En 1926, alors qu’il a tout juste vingt-trois ans, le jeune homme aspire à une vie résolument inverse à celle de son père, publicitaire et homme d’affaires. Il veut être artiste et se rêve écrivain. Il voue une passion sans borne à Baudelaire qui l’inspire beaucoup. Il aime aussi Flaubert, Cendrars, Proust. Mais il dit ne pas avoir assez d’audace pour se lancer dans l’écriture. Il la trouve trop haute pour lui. Il préfère prendre des photographies et fabrique l’inverse de ce qui pourrait plaire à son père, l’inverse de la publicité : des images inutiles.

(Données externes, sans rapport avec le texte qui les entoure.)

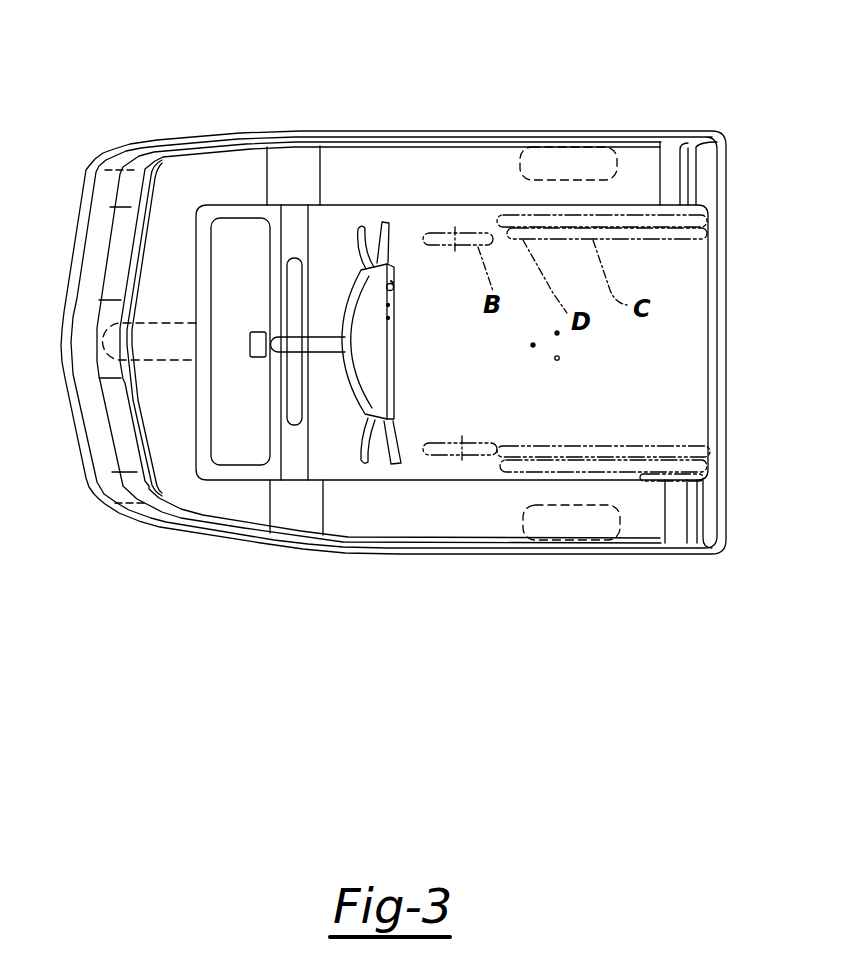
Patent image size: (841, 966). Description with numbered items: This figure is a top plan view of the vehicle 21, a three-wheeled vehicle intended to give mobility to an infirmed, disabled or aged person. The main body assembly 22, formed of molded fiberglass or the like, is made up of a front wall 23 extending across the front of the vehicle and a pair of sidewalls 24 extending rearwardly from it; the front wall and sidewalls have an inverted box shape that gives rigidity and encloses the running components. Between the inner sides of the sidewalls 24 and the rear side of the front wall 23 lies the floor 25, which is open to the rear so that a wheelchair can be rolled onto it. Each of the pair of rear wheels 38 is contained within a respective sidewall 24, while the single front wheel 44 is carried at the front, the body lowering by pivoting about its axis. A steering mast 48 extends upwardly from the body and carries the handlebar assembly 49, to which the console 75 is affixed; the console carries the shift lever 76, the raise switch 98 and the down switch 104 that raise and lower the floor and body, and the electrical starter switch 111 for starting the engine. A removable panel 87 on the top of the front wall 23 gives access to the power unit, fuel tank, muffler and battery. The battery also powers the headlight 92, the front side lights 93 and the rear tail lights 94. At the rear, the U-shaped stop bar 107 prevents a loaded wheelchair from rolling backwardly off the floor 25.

The vehicle 21 is at (573, 110).
The main body assembly 22 is at (476, 131).
The front wall 23 is at (227, 541).
The sidewalls 24 is at (513, 140).
The floor 25 is at (636, 361).
The rear wheels 38 is at (620, 147).
The front wheel 44 is at (100, 357).
The steering mast 48 is at (322, 335).
The handlebar assembly 49 is at (400, 428).
The console 75 is at (355, 400).
The shift lever 76 is at (396, 289).
The removable panel 87 is at (212, 443).
The headlight 92 is at (99, 313).
The front side lights 93 is at (121, 190).
The rear tail lights 94 is at (693, 187).
The up or raise switch 98 is at (391, 306).
The down switch 104 is at (391, 320).
The stop bar 107 is at (715, 315).
The electrical starter switch 111 is at (393, 282).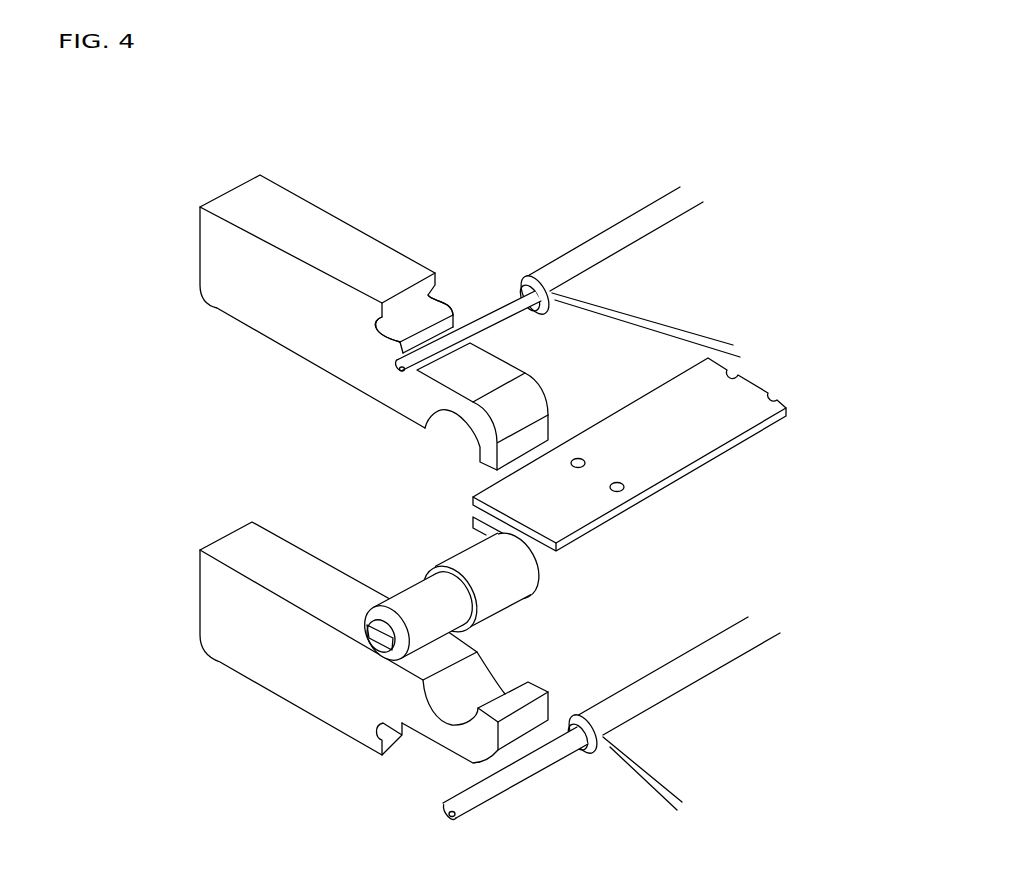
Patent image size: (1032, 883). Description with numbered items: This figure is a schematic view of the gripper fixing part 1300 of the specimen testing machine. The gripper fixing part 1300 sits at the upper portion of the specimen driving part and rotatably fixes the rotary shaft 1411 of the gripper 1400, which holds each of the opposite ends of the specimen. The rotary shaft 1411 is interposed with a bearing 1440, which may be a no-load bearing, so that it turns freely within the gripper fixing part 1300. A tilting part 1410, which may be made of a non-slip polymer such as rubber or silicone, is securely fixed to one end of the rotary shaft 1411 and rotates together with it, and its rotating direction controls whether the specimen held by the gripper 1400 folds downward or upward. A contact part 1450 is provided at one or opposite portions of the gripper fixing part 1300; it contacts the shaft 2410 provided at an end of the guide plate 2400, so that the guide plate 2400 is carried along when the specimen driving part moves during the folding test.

The gripper fixing part 1300 is at (217, 595).
The contact part 1450 is at (398, 322).
The gripper 1400 is at (728, 405).
The tilting part 1410 is at (408, 600).
The rotary shaft 1411 is at (377, 638).
The bearing 1440 is at (502, 587).
The guide plate 2400 is at (630, 272).
The shaft 2410 is at (491, 312).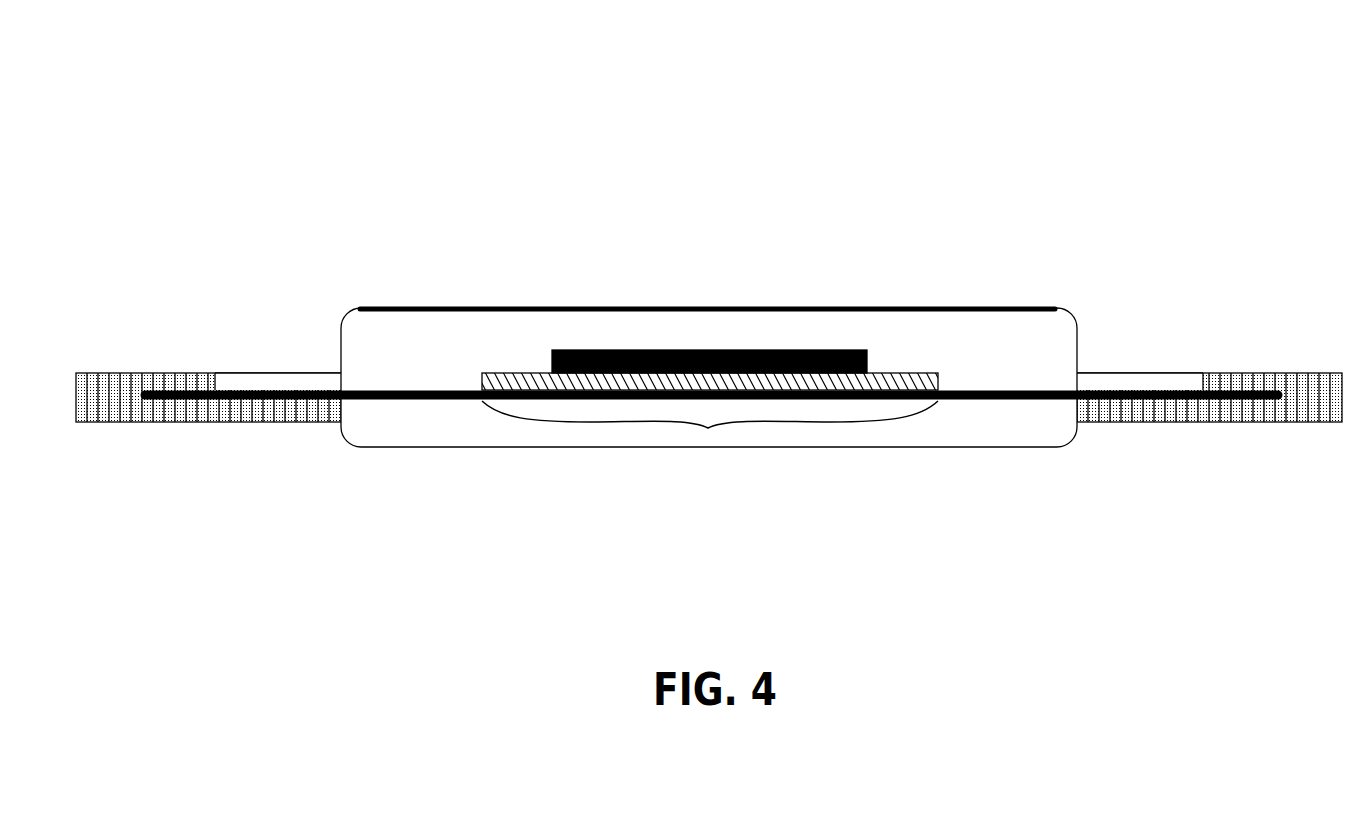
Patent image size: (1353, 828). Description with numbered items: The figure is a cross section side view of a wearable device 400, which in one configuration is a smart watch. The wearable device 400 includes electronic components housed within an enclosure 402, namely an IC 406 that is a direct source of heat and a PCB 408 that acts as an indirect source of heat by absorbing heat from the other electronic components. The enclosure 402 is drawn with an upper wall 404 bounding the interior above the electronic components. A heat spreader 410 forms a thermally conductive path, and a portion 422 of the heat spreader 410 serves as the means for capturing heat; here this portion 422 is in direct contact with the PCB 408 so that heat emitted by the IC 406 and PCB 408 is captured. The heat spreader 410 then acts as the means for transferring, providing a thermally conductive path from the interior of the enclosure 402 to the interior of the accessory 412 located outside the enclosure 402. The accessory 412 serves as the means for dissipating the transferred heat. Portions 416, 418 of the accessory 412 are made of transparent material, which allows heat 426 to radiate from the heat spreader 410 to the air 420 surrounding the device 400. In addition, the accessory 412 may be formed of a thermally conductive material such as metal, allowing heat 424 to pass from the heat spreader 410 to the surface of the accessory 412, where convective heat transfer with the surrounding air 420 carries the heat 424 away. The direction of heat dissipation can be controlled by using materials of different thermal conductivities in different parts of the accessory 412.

Il photographie des hommes de dos, du linge qui sèche sur des fils, un coin de rue où deux types, un chapeau sur la tête, attendent.

A cette époque, il se cherche, tente, creuse, avant que deux rencontres viennent bouleverser sa vie – et son œuvre. D’abord la relation qu’il noue avec le photographe Lincoln Kirstein et qui va le conduire à entamer un travail sur l’architecture. Puis celle qu’il développe avec la photographe Berenice Abbott – un temps assistante de Man Ray –et qui lui fait découvrir l’œuvre d’Eugène Atget.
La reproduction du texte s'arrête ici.